Let’s start with the matrix for calculating RGB->XYZ under D65. The Wikipedia article on sRGB has the matrix printed right in it. It also points out explicitly that the values listed are the exact ones in the sRGB spec. Again, I don’t have the actual spec, but I have no reason to doubt the veracity of that statement. The sRGB spec reportedly is full of exact numbers, rounded to 4 decimal places.

Well, like Elle, I started with the assumption that more precision is better, and I didn’t like the look of those imprecise numbers from the spec. So, like Elle, I tried to calculate my own more precise matrix using the the published x,y values of the primaries. That effort was a complete failure. What I mean is, while I succeeded in the calculation, if I then inverted my matrix to create the XYZ->RGB matrix, it didn’t match the one in the spec to the 4 decimal places it has listed. It turns out, the best way to get the correct (according to the spec) inverse matrix is to use the explicitly rounded values given in the RGB->XYZ matrix.

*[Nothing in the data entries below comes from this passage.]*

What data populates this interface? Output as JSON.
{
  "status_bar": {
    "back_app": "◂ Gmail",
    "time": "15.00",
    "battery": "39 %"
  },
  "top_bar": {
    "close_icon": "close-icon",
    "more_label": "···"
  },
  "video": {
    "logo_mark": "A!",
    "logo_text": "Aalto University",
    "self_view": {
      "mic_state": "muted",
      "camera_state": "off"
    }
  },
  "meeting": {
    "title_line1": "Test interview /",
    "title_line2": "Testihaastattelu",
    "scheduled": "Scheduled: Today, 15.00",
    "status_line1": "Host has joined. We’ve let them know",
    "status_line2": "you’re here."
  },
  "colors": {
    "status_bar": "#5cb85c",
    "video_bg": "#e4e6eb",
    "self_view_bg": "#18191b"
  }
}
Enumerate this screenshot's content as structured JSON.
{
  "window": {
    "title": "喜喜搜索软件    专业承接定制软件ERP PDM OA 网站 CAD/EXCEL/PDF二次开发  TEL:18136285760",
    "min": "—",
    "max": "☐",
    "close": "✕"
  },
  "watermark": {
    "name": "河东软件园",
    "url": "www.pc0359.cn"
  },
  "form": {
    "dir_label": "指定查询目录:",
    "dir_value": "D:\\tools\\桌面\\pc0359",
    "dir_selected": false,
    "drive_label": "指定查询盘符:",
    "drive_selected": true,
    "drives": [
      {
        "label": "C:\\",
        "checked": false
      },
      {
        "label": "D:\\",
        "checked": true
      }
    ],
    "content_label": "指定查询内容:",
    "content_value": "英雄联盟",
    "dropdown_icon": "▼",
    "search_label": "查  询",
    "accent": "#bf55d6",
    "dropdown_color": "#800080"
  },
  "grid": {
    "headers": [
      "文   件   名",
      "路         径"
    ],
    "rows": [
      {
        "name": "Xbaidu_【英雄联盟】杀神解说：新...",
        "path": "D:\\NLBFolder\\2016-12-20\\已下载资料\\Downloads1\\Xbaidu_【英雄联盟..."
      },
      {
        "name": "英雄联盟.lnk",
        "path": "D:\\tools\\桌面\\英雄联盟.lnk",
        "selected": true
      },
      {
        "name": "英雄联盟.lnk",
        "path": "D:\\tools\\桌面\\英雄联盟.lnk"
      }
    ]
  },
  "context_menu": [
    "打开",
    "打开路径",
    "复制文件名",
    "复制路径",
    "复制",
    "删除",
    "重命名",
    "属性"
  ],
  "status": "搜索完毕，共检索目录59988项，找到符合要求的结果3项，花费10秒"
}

0.4124 0.3576 0.1805 0.2126 0.7152 0.0722 0.0193 0.1192 0.9505

Invert that, and you get

3.2406254773200500 -1.5372079722103200 -0.4986285986982480 -0.9689307147293190 1.8757560608852400 0.0415175238429540 0.0557101204455106 -0.2040210505984870 1.0569959422543900

Which matches the spec (as described by wiki) very nicely, and with lots of decimal places, if that’s your thing. Round that back to 4 decimal places, like such, to match the spec again,

3.2406 -1.5372 -0.4986 -0.9689 1.8758 0.0415 0.0557 -0.2040 1.0570

Invert that, and you get

0.4124103360777000 0.3575962178119540 0.1804991017305060 0.2126157251481260 0.7151958779229800 0.0722134074030765 0.0193021307575116 0.1191881265507680 0.9504992763896300

Which, again, rounds to match the spec at 4 decimal places. These, I’m confident, are the correct numbers for sRGB at D65, which just leaves the D65->D50 adaptation matrix to work out.

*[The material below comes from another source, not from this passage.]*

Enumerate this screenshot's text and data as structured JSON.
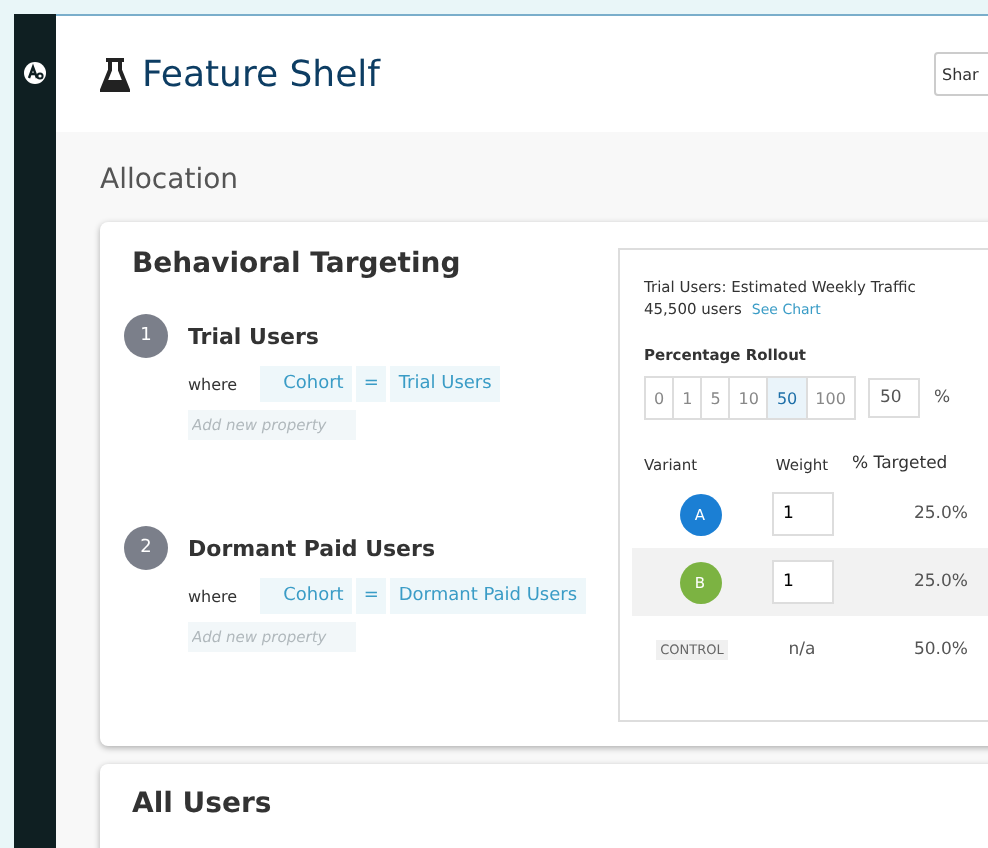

This, again, seems like a place where more precision would pay off, but in fact, there is a value listed in the spec, rounded to 4 decimal places, that is perfect for this use. That value given for D65 is [X=0.9505,Y=1,Z=1.0890]. We also have a standard XYZ value for D50, given by the ICC spec. That value is [X=0.9642,Y=1,Z=0.8249].

As an aside, you may recall that the actual D50 value stored in the profile header is in s15Fixed16Number format and is, in hex [X=0xF6D6,Y=0x10000,Z=0xD32D]. Converted back to floating-point decimal, that value is [X=0.964202880859375,Y=1,Z=0.8249053955078125]. If you want to be extra precise, that value is also acceptable to use. It worked out that when creating the adaptation matrices, it didn’t matter which number I used. I got the same results once the quantization to s15Fixed16Number format was done for the final calculated values. For the calculations shown below, I used the rounded value published in the ICC spec.

Using the D50 XYZ value from the ICC spec, the D65 XYZ value from the sRGB spec and the Bradford cone response matrix given by Bruce Lindbloom, we get the following values for the D65->D50 adaptation matrix:

1.0478414713468100 0.0228955556744975 -0.0502009864000404 0.0295477450604968 0.9905065286192130 -0.0170722316797199 -0.0092509594572860 0.0150723678359253 0.7517177861599870

Notice that the matrix I calculated is different than the one Bruce gives on his site:

1.0478112 0.0228866 -0.0501270 0.0295424 0.9904844 -0.0170491 -0.0092345 0.0150436 0.7521316

They’re quite close, but he used D65 and D50 values from a different source. It comes down to rounding differences, but remember, we’re following exact specs, so we want to round the same way they do.

And finally, if we multiply our RGB->XYZ matrix by the adaptation matrix, we get the final adapted values:

0.4360285388823030 0.3850990539931360 0.1430724071245600 0.2224376839759750 0.7169415328858720 0.0606207831381531 0.0138974429946207 0.0970763744845987 0.7139261825207810

Converted to s15Fixed16Number format, written in hex, and transposed to match the profile layout I used earlier, those numbers look like this:

| X Y Z Red | 6FA0 38F2 038F Green | 6296 B789 18DA Blue | 24A0 0F85 B6C4 Sum | F6D6 10000 D32D

You’ll note that the hex values exactly total those of the D50 Profile Illuminant, so these values will create a well-behaved profile. These values, however, do not match any other profile I’ve seen.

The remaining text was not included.